Quantify circadian rest-activity rhythms in persons taking dopaminergic medications for Parkinson’s Disease (PD), using real-world (RW) outputs from personal devices (actigraphy) as actionable clinical data for PD clinical management.
Circadian rhythms are physical, mental, and behavioral changes over 24-hour cycles. Clinical assessments and self-report suggest that rest-activity rhythms correlate with PD symptom severity. Actigraphy indexes continuous RW activity and has potential to objectively index circadian PD symptom severity and effect of dopaminergic treatment.

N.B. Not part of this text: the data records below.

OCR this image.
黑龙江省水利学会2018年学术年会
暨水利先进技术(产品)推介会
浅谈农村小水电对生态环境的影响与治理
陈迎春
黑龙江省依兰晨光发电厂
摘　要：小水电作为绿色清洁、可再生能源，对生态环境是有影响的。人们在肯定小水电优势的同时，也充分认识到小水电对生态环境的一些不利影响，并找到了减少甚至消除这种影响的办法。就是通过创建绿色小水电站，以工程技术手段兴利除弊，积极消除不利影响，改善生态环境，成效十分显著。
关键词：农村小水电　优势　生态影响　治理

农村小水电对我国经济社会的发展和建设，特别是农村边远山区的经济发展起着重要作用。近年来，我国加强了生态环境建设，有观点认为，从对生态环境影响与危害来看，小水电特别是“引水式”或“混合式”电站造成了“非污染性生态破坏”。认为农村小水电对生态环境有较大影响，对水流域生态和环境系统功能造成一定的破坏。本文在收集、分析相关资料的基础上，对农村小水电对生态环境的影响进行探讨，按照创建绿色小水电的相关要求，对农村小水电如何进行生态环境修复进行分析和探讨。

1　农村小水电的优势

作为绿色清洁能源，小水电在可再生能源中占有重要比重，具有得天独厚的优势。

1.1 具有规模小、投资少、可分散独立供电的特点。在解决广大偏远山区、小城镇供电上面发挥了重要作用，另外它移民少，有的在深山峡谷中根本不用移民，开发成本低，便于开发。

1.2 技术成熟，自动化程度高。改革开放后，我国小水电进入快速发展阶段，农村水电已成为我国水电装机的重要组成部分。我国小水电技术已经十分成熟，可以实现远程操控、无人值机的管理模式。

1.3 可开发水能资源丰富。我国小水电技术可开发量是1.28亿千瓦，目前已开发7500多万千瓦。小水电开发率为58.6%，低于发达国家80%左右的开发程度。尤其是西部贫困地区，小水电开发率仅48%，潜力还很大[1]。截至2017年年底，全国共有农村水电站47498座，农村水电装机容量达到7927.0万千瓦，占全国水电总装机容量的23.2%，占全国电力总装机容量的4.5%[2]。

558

Twenty-seven patients with PD on dopaminergic medications (mean age=67.8 years, 19 men, median H&Y=2) wore wrist actigraphy for four weeks (N=636 days). Dopaminergic medication use as indexed by Levodopa Equivalent Dose [LED] was classified as High:>400mg/day (N=9) and Low:≤400mg/day (N=18). Actigraphy captured circadian rest-activity rhythms including intra-day variability (IV, low better), inter-day stability (IS, high better), and relative amplitude (RA, high better). We performed multivariate linear regressions with MDS-UPDRS section scores (outcome) and the circadian rest-activity rhythms (predictor), stratified by dopaminergic medication use, adjusted for age, gender, working status, and MDS-UPDRS Part III score.
Worse non-motor symptoms (MDS-UPDRS Part I) in Low LED PD participants correlated with more irregular rhythms on all 3 actigraphy measures (IV: b=19.9, p=0.013; IS: b=-49.4, p=0.001; RA: b=-31.9, p=0.015). Correlations of MDS-UPDRS Part 1 and its other sections with circadian rest-activity rhythms across all patients or across high/low LED strata were non-significant.
Findings show that non-motor symptom severity in PD is associated with disrupted circadian rest-activity cycles in patients who use lower doses of dopaminergic medications, suggesting higher dosing might improve non-motor symptoms and restore normal circadian rest-activity cycles. Findings on circadian rest-activity cycles using actigraphy offer potential new digital biomarkers for PD, which can optimize dopaminergic drug dosing in PD patients and be used in objectively evaluating RW drug efficacy in clinical trials.